Lincolnshire Climate Conscious Students (LCCS) and volunteers were out in force over the weekend removing plastic pollution and junk in the national Million Mile Clean.
The campaign was launched by Surfers Against Sewage and saw the groups removing litter from greenspaces, streets and waterways across the county. Nationwide, 100,000 volunteers paddled and walked 10 miles to clean the places they love.
In Skegness, Mayor Coun Trevor Burnham, and Deputy Mayor Coun Billy Brookes joined LCCS members and other volunteers at the Pier on Saturday afternoon. Six bags of rubbish were collected, including cans, sweet wrappers and plastic ice-cream spoons.
Coun Burnham said: "I would like to congratulate the young people on their efforts. It was nice to see them out there caring for the environment and promoting litter picking.
"Interestingly a family of about eight people who were on the beach at the time saw what we were doing and I could hear the mum telling everyone to clear up their litter before they left. We also had lots of members of the public coming up and saying well done for doing it.
"Rubbish is a massive problem all over the country.

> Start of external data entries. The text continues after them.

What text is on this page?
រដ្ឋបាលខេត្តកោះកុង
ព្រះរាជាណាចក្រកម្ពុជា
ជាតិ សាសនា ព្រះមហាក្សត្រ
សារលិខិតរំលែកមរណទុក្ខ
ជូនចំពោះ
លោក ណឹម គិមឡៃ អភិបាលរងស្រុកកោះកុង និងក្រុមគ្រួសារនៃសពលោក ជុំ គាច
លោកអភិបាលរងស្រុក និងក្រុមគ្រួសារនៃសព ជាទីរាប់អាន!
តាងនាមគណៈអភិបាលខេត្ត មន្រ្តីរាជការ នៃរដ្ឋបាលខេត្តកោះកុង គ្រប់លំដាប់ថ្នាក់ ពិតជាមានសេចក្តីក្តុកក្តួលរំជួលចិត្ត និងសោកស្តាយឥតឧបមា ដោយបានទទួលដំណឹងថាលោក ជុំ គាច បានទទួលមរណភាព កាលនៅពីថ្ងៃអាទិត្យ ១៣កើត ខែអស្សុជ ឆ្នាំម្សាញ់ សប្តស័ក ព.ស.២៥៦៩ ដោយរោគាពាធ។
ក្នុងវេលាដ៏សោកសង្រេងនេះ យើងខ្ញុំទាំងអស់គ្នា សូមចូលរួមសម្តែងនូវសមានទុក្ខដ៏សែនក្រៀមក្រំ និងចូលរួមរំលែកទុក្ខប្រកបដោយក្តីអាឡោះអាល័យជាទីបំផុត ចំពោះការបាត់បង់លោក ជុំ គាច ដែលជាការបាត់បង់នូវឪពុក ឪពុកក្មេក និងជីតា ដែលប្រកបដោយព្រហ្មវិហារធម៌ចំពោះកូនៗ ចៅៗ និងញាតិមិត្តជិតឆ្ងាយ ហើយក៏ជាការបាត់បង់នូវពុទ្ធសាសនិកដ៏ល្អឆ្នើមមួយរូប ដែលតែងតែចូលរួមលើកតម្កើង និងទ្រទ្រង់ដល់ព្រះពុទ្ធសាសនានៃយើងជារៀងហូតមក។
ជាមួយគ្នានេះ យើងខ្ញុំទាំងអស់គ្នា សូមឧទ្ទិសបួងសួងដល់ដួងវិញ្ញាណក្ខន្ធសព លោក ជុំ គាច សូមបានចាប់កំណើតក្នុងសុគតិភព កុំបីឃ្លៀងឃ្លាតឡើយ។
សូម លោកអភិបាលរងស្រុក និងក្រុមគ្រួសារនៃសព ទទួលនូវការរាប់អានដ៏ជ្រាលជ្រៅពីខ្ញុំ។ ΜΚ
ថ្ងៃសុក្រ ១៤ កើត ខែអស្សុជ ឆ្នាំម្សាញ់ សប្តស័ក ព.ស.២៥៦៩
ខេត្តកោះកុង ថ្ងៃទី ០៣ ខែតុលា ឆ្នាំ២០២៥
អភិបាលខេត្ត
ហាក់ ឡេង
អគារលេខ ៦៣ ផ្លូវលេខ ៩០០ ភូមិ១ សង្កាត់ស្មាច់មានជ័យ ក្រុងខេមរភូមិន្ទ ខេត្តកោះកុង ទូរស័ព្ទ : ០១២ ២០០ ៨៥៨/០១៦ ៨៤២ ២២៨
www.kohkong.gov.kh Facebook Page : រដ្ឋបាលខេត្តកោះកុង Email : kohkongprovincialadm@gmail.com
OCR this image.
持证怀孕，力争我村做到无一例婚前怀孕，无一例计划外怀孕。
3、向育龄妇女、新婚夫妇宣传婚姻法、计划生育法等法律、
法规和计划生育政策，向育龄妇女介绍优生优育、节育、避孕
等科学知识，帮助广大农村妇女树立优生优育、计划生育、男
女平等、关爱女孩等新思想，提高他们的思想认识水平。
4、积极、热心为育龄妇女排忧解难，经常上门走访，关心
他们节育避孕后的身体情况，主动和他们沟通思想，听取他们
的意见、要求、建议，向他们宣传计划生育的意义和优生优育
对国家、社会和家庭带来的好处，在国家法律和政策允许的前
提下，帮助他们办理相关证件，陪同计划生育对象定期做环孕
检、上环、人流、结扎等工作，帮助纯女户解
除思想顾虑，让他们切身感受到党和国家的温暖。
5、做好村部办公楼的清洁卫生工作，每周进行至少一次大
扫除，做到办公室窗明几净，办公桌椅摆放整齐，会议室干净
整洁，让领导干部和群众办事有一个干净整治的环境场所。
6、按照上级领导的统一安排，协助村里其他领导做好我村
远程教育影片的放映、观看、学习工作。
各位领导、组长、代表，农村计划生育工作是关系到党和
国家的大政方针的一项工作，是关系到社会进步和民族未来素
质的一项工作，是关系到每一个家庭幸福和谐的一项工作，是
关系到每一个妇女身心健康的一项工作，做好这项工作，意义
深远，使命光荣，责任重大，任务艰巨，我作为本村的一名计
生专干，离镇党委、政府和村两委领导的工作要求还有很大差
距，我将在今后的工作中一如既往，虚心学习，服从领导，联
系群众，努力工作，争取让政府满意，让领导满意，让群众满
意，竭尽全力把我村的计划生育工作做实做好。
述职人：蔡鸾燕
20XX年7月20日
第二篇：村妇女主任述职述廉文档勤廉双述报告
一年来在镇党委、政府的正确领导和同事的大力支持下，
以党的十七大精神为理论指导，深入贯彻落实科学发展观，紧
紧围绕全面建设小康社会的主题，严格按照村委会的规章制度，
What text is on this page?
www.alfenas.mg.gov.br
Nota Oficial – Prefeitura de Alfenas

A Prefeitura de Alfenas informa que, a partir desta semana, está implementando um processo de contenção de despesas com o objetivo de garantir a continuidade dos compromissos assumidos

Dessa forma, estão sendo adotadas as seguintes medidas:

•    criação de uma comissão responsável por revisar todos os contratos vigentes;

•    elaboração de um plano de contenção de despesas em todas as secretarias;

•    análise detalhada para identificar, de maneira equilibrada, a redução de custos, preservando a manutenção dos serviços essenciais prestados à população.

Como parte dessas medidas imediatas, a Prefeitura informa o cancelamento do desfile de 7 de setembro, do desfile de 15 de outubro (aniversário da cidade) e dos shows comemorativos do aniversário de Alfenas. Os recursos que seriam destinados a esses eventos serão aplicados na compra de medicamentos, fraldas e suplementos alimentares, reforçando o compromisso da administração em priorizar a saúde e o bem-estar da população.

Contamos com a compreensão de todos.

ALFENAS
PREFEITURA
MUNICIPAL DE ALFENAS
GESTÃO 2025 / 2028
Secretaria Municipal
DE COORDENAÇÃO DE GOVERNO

We will be welcoming everyone over the Bank Holiday weekend but we do ask that they use the bins or take their rubbish home with them so we can protect the environment."
Other cleans took part in Cleethorpes, Boston, Horncastle, Lincoln, Ruskington and Seaford. Theo Griffiths, LCCS’s group coordinator, who took part in the Skegness beach clean, said "It’s absolutely amazing to see all of these organisations have teamed up to point out how much of an issue this, and to help clean up our streets."
Victoria Haw, of Plastic Free Boston, says: "All of these local orgs have organised a coordinated event to support the Surfers Against Sewage National Million Miles Clean-up campaign. This event is adding to the fabulous work of the local Wombles. With recent weather, the wildlife has taken a battering and lots of rubbish risks finding its way into the waterways. This clean up aims to lessen the impact. I think it’s great we were able to work together to organise a county-wide event and look forward to working with everyone again."
Roberta Bray, of Plastic Free Sleaford, said: "It was an amazing experience being part of something much bigger and rewarding knowing how much litter we've stopped from ending up in waterways and ultimately the sea. It's a great way to meet new like-minded people, creating a wonderful sense of community which ultimately is what our campaign is."
Alison Fairchild, representing Plastic Free Horncastle, said: "It was good to be gathering all types of litter. You can get taken over by the plastics issue. Drinks cans etc bring their own problems too."